KELLIA / dictionary

The dictionary comprised of the Coptic lexicon created by the BBAW and interface by Coptic SCRIPTORIUM. Currently deployed at https://coptic-dictionary.org
28 stars 12 forks source link

`phrase_freqs.tab` not found #216

Open yoshiask opened 11 months ago

yoshiask commented 11 months ago

Describe the bug The dictionary_reader.py utility attempts to load a file named phrase_freqs.tab, which does not exist in the repo (or anywhere else as far as I can tell).

To Reproduce Steps to reproduce the behavior:

  1. Clone repository
  2. Run dictionary_reader.py from any directory
  3. See error:
    o Reading ./xml/Comprehensive_Coptic_Lexicon-v1.2-2020.xml
    Traceback (most recent call last):
    File "/mnt/c/Users/jjask/source/repos/KELLIA/dictionary/./utils/dictionary_reader.py", line 612, in <module>
    data = io.open("phrase_freqs.tab", encoding="utf8").read().strip().split("\n")
    FileNotFoundError: [Errno 2] No such file or directory: 'phrase_freqs.tab'

Expected behavior The phrase_freqs.tab file should be provided in the repo, or if this is not possible, the dependency should be documented and made optional.

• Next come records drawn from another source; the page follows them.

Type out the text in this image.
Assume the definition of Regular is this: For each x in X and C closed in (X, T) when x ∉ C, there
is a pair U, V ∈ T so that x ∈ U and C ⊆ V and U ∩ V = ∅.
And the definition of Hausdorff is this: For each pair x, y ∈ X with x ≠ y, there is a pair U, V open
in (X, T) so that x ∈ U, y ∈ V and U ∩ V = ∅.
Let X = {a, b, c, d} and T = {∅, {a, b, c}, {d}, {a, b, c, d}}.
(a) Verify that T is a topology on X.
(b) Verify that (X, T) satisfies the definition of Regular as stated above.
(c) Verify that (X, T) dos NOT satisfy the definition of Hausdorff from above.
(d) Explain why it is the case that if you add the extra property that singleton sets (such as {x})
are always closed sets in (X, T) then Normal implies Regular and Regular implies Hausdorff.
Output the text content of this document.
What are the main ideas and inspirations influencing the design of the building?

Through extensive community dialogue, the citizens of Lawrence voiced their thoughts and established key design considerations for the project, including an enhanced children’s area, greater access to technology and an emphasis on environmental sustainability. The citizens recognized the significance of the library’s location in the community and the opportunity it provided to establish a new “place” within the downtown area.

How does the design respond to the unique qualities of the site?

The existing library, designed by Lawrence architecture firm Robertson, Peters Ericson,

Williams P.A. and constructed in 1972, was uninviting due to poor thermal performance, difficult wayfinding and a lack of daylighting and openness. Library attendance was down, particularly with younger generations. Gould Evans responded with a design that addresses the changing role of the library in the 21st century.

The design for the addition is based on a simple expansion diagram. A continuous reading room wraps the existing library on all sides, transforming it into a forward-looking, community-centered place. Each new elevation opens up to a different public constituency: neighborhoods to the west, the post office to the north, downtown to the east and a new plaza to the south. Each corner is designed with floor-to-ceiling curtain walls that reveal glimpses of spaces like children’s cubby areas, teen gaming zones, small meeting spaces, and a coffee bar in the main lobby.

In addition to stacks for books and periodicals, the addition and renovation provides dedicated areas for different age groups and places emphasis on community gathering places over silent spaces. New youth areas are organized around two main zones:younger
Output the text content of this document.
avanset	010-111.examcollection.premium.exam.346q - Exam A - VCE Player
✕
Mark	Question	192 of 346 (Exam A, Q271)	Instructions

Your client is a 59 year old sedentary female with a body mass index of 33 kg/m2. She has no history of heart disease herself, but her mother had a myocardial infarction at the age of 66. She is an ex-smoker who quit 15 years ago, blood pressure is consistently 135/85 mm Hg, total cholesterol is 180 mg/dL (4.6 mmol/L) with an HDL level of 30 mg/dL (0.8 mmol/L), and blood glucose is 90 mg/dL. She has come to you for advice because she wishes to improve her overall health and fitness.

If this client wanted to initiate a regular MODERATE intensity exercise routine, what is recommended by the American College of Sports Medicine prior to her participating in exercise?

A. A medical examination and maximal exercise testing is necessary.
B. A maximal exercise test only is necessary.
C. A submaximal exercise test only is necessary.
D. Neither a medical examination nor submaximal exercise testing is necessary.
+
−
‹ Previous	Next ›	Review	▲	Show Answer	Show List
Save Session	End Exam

Additional context I'm only trying to use the utility because parsing the XML source at the start of my program is too costly, and the checked-in [alpha_kyima_rc1.db](https://github.com/KELLIA/dictionary/blob/master/alpha_kyima_rc1.db) is four years out of date. It might be worth updating the DB if you can't provide the missing file for the utility. I can open a separate issue for this if requested.

yoshiask commented 11 months ago

Just realized it's available in the dev branch. This issue can be closed.

amir-zeldes commented 11 months ago

Thanks for reporting - we should probably put out a new stable release and pull dev to master. I'll leave this open as a reminder and hope we can find some time to do that before long.